Em tempos de conexão e interatividade 24 horas por dia, as empresas precisam estar mais do que nunca atentas para os pontos vulneráveis que as redes sociais apresentam para a imagem de suas marcas. Se por um lado, as organizações podem se utilizar desses canais para divulgar seus produtos e serviços, por outro elas precisam estar cientes de que o diálogo ali é diferente.

 

No ponto de vista de Ana Luisa de Castro Almeida, diretora do Reputation Institute e especialista no assunto da Rede de Repensadores, esse é um tema muito novo e as empresas ainda estão aprendendo a lidar com as diferentes situações. “Trata-se de um canal onde a voz e a opinião de todos têm o mesmo peso e as organizações precisam estar cientes de que são apenas um dos interlocutores. Tudo o que dizem pode ser reverberado de acordo com as interpretações de cada pessoa”, afirma.

 

Além disso, nas redes sociais, não há ocultamento. Tudo é visível, compartilhado, integrado, viral. Na lógica das redes tudo o que surge conecta dispositivos, dados, pessoas, organizações, movimentos sociais numa única teia de comunicação que envolve tudo e todos. Essa nova dinâmica favorece as articulações e o engajamento de usuários sobre determinados temas ou causas e, dessa forma, as informações geradas possuem grande potencial mobilizador.
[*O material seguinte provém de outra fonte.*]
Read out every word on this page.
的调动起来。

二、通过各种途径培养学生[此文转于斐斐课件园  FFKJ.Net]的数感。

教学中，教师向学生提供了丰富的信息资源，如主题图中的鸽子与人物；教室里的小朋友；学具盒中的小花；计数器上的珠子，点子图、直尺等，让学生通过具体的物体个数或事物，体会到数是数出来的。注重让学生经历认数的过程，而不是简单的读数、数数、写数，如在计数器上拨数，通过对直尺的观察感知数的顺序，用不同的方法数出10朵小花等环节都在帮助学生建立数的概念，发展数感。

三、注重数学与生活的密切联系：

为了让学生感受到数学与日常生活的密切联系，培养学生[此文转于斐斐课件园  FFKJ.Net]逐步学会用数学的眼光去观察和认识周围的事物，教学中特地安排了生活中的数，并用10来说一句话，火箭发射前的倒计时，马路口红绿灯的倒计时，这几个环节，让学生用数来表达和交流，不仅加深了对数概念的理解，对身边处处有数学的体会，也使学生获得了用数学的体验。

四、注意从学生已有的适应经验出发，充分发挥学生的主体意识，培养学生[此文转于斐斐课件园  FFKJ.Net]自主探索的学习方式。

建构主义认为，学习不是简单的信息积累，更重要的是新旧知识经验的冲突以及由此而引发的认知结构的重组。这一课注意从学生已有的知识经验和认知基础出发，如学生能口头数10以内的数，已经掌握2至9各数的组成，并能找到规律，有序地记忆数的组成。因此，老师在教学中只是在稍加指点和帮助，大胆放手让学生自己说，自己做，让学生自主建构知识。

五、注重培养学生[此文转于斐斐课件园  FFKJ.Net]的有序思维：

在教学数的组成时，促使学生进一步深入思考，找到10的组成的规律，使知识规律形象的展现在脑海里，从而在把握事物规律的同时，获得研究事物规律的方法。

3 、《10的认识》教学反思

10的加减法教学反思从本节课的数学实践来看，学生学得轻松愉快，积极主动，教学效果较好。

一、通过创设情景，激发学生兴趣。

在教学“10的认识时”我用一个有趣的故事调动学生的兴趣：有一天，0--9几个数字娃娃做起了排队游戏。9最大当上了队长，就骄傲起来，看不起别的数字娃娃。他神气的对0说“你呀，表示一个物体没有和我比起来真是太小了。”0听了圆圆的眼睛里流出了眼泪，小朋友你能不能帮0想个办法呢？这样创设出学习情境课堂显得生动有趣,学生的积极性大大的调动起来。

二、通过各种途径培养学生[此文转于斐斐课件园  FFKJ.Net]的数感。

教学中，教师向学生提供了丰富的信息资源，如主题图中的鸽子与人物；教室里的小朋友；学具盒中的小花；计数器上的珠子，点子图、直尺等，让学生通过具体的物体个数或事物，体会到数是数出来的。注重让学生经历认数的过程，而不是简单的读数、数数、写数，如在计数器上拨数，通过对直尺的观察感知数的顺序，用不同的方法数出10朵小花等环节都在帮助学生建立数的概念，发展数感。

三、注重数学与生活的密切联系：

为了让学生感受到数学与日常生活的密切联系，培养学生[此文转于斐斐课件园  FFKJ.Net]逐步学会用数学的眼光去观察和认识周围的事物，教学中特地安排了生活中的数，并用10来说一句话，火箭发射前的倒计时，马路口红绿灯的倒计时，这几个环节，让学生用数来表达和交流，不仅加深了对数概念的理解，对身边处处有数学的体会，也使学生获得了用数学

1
Um post pode favorecer a cooperação ou a solidariedade. Pode também denunciar uma irregularidade, um comportamento antiético. Pode engajar e mobilizar indivíduos em campanhas sociais, partidárias e movimentos sociais.

 

E quem pensa que a conversa nas redes fica por lá, engana-se. Ana Luisa alerta que hoje em dia não existe mais o limite entre o on-line e off-line. Então, as empresas precisam ser mais efetivas nas redes sociais. “Entender em que condições esses processos ocorrem e quais os seus impactos sociais nos levam a questionar o potencial e os riscos que uma imagem, uma mensagem, um post, um compartilhamento, um clique ou um acesso podem gerar”, explica Ana Luisa. Nesse novo contexto, é comum que haja o julgamento de atitudes e posicionamentos de indivíduos públicos ou anônimos, empresas, produtos, marcas, movimentos e causas que podem reforçar sua credibilidade, legitimidade e reputação ou destruí-las. Com a rápida disseminação de informação nas redes sociais, pessoas e organizações são julgadas primeiramente pela opinião pública e depois, quando for o caso, pela justiça.

 

Por isso, é fundamental que as empresas orientem adequadamente seus colaboradores. “A sociedade está se comunicando de uma maneira diferente e mais rapidamente e, nesse sentido, a linguagem das organizações ainda é muito arrogante e prepotente. De maneira geral, as empresas acham que elas sabem o que é melhor para a sociedade”, explica Ana Luisa. Para a especialista em reputação, esse ainda é um momento de aprendizado onde as empresas precisam entender que as ressignificações acontecem o tempo todo e é preciso aprender a lidar com essas situações. “Apresentar as regras como um manual de conduta é premissa para as corporações atualmente. É importante informar aos colaboradores o que é permitido e o que deve ser evitado em se tratando do uso de marcas, produtos e instalações em fotos, vídeos e posts”, orienta.